Pat Close said they had no alternative.
"But that turned into a 36-hour round trip, and it's an operation that can be done by aircraft in two to three hours."
That, according to Peter Wood who runs UK Glass Eels, was "absolute madness".
"We thought we'd better do it to try the system, but it's not an economically-viable proposition," he said.
He has already exported to Lough Neagh to restock the lough this year, but from France.
The fishing season started on 15 February.
He said they had only received the documentation from Defra indicating exports from GB to NI would be permitted on 24 February.
"So, what did we have to do? We exported from France," he said.
"The ironic thing is that it's now easier to send the glass eels from France to Northern Ireland than it is from England to Northern Ireland."
That leaves English fishermen frustrated, and Lough Neagh fishermen like Mr Close with additional concerns, including added cost.

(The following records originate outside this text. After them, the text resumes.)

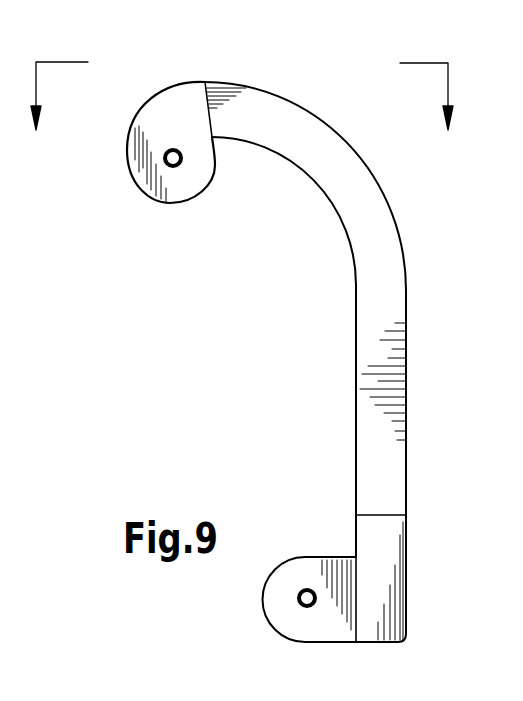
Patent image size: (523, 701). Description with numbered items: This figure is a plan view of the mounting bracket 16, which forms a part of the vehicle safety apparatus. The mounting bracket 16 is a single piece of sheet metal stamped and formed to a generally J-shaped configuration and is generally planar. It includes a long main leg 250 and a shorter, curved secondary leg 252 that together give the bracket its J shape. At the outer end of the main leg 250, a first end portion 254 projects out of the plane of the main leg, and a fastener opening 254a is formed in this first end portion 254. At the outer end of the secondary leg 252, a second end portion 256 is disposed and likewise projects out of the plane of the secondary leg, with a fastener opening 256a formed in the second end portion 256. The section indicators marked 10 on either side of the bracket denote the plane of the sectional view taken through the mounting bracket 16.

The section line 10- 10 is at (245, 111).
The mounting bracket 16 is at (176, 373).
The main leg 250 is at (372, 347).
The secondary leg 252 is at (255, 120).
The first end portion 254 is at (320, 622).
The fastener opening 254a is at (307, 596).
The second end portion 256 is at (207, 192).
The fastener opening 256a is at (173, 158).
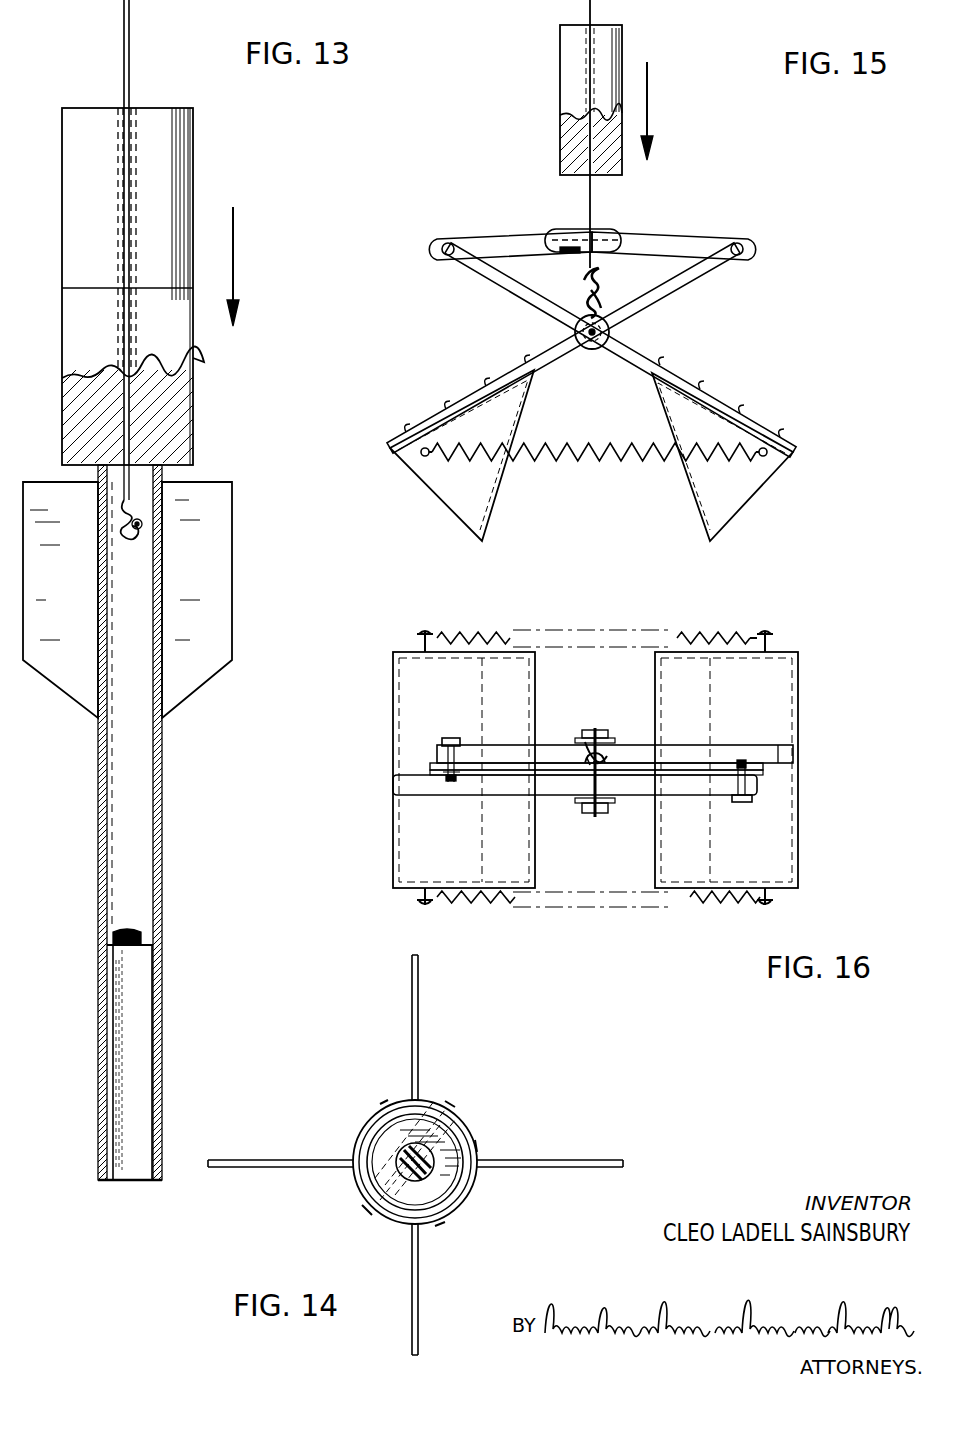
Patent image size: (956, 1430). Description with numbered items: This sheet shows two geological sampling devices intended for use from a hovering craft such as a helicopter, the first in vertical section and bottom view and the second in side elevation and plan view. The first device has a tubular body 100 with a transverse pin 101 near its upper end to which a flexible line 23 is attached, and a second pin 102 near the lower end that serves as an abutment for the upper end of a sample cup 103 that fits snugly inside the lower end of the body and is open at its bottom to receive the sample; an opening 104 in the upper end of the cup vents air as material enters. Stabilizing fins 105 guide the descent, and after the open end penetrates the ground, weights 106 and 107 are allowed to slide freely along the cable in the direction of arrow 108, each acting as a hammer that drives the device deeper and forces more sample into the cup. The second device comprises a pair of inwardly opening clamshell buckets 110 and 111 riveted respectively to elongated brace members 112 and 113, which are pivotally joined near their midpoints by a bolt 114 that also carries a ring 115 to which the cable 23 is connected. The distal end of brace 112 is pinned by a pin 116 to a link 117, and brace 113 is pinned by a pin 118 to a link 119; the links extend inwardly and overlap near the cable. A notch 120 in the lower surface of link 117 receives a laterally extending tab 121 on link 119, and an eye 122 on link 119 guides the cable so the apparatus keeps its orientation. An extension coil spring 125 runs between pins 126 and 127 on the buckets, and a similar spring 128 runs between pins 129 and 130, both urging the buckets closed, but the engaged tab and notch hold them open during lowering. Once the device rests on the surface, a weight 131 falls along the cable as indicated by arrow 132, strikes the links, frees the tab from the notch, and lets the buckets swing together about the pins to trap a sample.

"There are also concerns about the practicalities of introducing those juvenile fish to the lake in January, which is two months earlier than we would normally expect," he said.
"The reason we have to move in January is [the] glass eel season closes in late January in France, whereas in GB it only opens at the end of February and will run on for a few months until towards the end of May.
"And the conditions that the fish would have been being caught in in GB at a point in time are more akin to what we have here.
"So there's always concerns, if we go that bit earlier, is the water too cold, are you going to have increased mortality?"
Mad voting for Brexit?
Nearly six years on from the Brexit vote, which he supported, Mr Wood has had time to reflect.
"There's obviously not enough trade to make it economically worthwhile for the airport authorities to fund this border control post, so the alternative is that the government needs to fund the border control post," he said.
"It's their idea, so they ought to get on and fund it.
"I must have been absolutely mad voting for Brexit.
"But the whole point was to have new opportunities and things should be easy to do, and we'd have access to global markets.
"Well this just hasn't happened."
With continuing talks on the future of the protocol, Pat Close and his fellow co-operative members want some security.
"I had hoped that the very real uncertainty and worry that the industry had, had abated, and now it appears to be returning again," he said.
"A lot of sectors, apart [from] our own, have found that they can work with the current situation, and I for one would certainly like to see it retained.
"From a commercial point of view, we'd prefer that nothing would change from where we're at, at this point in time."
Defra said the eel trade was regulated by the Convention on International Trade in Endangered Species of Wild Fauna and Flora (CITES).
"Each application for a CITES permit is considered on its own merits to determine whether the trade would be sustainable and the specimens legally acquired," said the department.
"We don't comment on live applications."